Just be lazy as fuck theory.
 
I am. I have a high IQ and always got good grades, but I have no talents. Nothing musical, nothing artistic, definitely nothing athletic.
 
This has been really fucking with my self-image.

People always thought I'm smart. Hell, usually I think I'm smart, though sometimes I also think I'm stupid. But that's really cause there's nothing else positive to think about me. If I don't think of myself as smart, I'm literally just a fat balding virgin recovering alcoholic still living with his parents.

For some reason there's this elitism in the back of my mind where I actually think I'm smarter than most people. And I guess I am a bit wise at times and I did get really good grades back in uni without trying. But that's mostly cause I always picked the path of least resistance, picked the easiest major and stuff like that.
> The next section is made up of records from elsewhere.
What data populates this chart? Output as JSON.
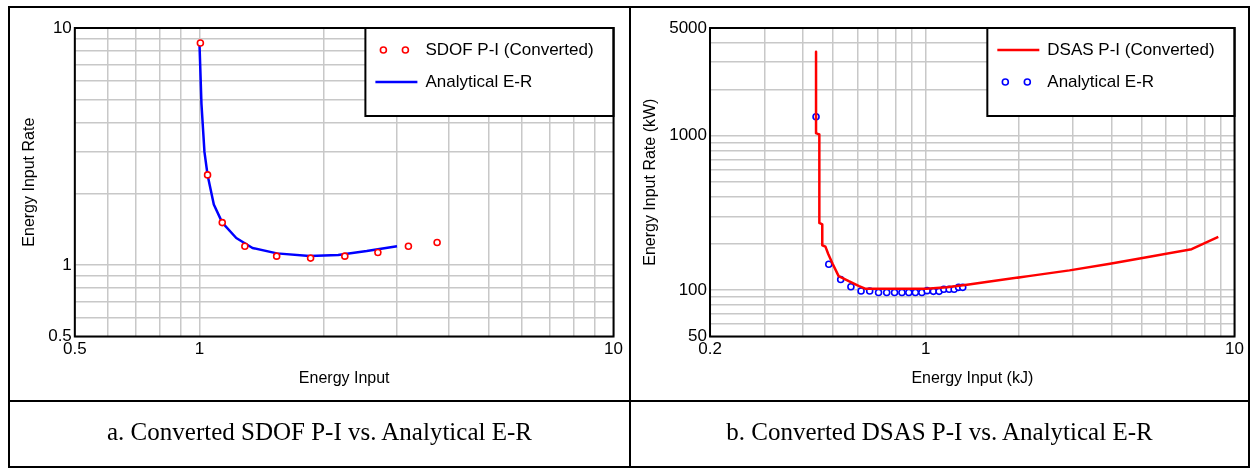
{
  "chart_data": [
    {
      "type": "line",
      "xlabel": "Energy Input",
      "ylabel": "Energy Input Rate",
      "annotations": [
        "a. Converted SDOF P-I vs. Analytical E-R"
      ],
      "log": "xy",
      "xlim": [
        0.5,
        10
      ],
      "ylim": [
        0.5,
        10
      ],
      "xticks": [
        0.5,
        {
          "value": 0.6,
          "label": null
        },
        {
          "value": 0.7,
          "label": null
        },
        {
          "value": 0.8,
          "label": null
        },
        {
          "value": 0.9,
          "label": null
        },
        1,
        {
          "value": 2,
          "label": null
        },
        {
          "value": 3,
          "label": null
        },
        {
          "value": 4,
          "label": null
        },
        {
          "value": 5,
          "label": null
        },
        {
          "value": 6,
          "label": null
        },
        {
          "value": 7,
          "label": null
        },
        {
          "value": 8,
          "label": null
        },
        {
          "value": 9,
          "label": null
        },
        10
      ],
      "yticks": [
        0.5,
        {
          "value": 0.6,
          "label": null
        },
        {
          "value": 0.7,
          "label": null
        },
        {
          "value": 0.8,
          "label": null
        },
        {
          "value": 0.9,
          "label": null
        },
        1,
        {
          "value": 2,
          "label": null
        },
        {
          "value": 3,
          "label": null
        },
        {
          "value": 4,
          "label": null
        },
        {
          "value": 5,
          "label": null
        },
        {
          "value": 6,
          "label": null
        },
        {
          "value": 7,
          "label": null
        },
        {
          "value": 8,
          "label": null
        },
        {
          "value": 9,
          "label": null
        },
        10
      ],
      "grid": true,
      "legend": "top right",
      "series": [
        {
          "name": "SDOF P-I (Converted)",
          "type": "scatter",
          "marker": "circle",
          "color": "#ff0000",
          "x": [
            1.005,
            1.046,
            1.135,
            1.287,
            1.536,
            1.855,
            2.244,
            2.697,
            3.196,
            3.749
          ],
          "values": [
            8.65,
            2.4,
            1.51,
            1.2,
            1.09,
            1.07,
            1.09,
            1.13,
            1.2,
            1.245
          ]
        },
        {
          "name": "Analytical E-R",
          "type": "line",
          "color": "#0000ff",
          "x": [
            1.0,
            1.011,
            1.028,
            1.046,
            1.083,
            1.135,
            1.227,
            1.343,
            1.538,
            1.845,
            2.163,
            2.535,
            3.0
          ],
          "values": [
            8.58,
            4.79,
            3.0,
            2.4,
            1.8,
            1.51,
            1.3,
            1.18,
            1.12,
            1.093,
            1.103,
            1.145,
            1.2
          ]
        }
      ]
    },
    {
      "type": "line",
      "xlabel": "Energy Input (kJ)",
      "ylabel": "Energy Input Rate (kW)",
      "annotations": [
        "b. Converted DSAS P-I vs. Analytical E-R"
      ],
      "log": "xy",
      "xlim": [
        0.2,
        10
      ],
      "ylim": [
        50,
        5000
      ],
      "xticks": [
        0.2,
        {
          "value": 0.3,
          "label": null
        },
        {
          "value": 0.4,
          "label": null
        },
        {
          "value": 0.5,
          "label": null
        },
        {
          "value": 0.6,
          "label": null
        },
        {
          "value": 0.7,
          "label": null
        },
        {
          "value": 0.8,
          "label": null
        },
        {
          "value": 0.9,
          "label": null
        },
        1,
        {
          "value": 2,
          "label": null
        },
        {
          "value": 3,
          "label": null
        },
        {
          "value": 4,
          "label": null
        },
        {
          "value": 5,
          "label": null
        },
        {
          "value": 6,
          "label": null
        },
        {
          "value": 7,
          "label": null
        },
        {
          "value": 8,
          "label": null
        },
        {
          "value": 9,
          "label": null
        },
        10
      ],
      "yticks": [
        50,
        {
          "value": 60,
          "label": null
        },
        {
          "value": 70,
          "label": null
        },
        {
          "value": 80,
          "label": null
        },
        {
          "value": 90,
          "label": null
        },
        100,
        {
          "value": 200,
          "label": null
        },
        {
          "value": 300,
          "label": null
        },
        {
          "value": 400,
          "label": null
        },
        {
          "value": 500,
          "label": null
        },
        {
          "value": 600,
          "label": null
        },
        {
          "value": 700,
          "label": null
        },
        {
          "value": 800,
          "label": null
        },
        {
          "value": 900,
          "label": null
        },
        1000,
        {
          "value": 2000,
          "label": null
        },
        {
          "value": 3000,
          "label": null
        },
        {
          "value": 4000,
          "label": null
        },
        5000
      ],
      "grid": true,
      "legend": "top right",
      "series": [
        {
          "name": "DSAS P-I (Converted)",
          "type": "line",
          "color": "#ff0000",
          "x": [
            0.441,
            0.441,
            0.452,
            0.452,
            0.462,
            0.462,
            0.473,
            0.483,
            0.499,
            0.522,
            0.563,
            0.608,
            0.636,
            0.862,
            1.004,
            1.17,
            1.36,
            1.59,
            2.15,
            2.92,
            3.95,
            5.36,
            7.26,
            8.86
          ],
          "values": [
            3510,
            1040,
            1018,
            272,
            266,
            195,
            191,
            171,
            148,
            123,
            114,
            106,
            102,
            102,
            102,
            104,
            108,
            113,
            123,
            134,
            148,
            165,
            184,
            221
          ]
        },
        {
          "name": "Analytical E-R",
          "type": "scatter",
          "marker": "circle",
          "color": "#0000ff",
          "x": [
            0.441,
            0.485,
            0.53,
            0.572,
            0.617,
            0.658,
            0.703,
            0.747,
            0.792,
            0.837,
            0.881,
            0.925,
            0.971,
            1.01,
            1.058,
            1.104,
            1.144,
            1.19,
            1.235,
            1.277,
            1.317
          ],
          "values": [
            1328,
            147,
            117,
            105,
            98.5,
            98.5,
            96.3,
            96.3,
            96.3,
            96.3,
            96.3,
            96.3,
            96.3,
            99,
            98,
            98,
            101,
            101,
            101,
            104,
            104
          ]
        }
      ]
    }
  ]
}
Because I'm so lazy I literally have spent 100% of my free time in bed with my laptop since I was a child, I'm not good at anything though. Literally can't do shit. Can I really call myself smart if I can't do shit?
No. Sad but no.
 
Because you have no drive and your reward system is destroyed. Too many of us are wasting our time on the internet, fapping, laying down, watching TV, and not doing shit or anything productive. This is not how humans were meant to live.
 
Yes, it's primarily a lack of purpose. Most of us have that.
 
I feel like I'm in an extremely similar boat as you.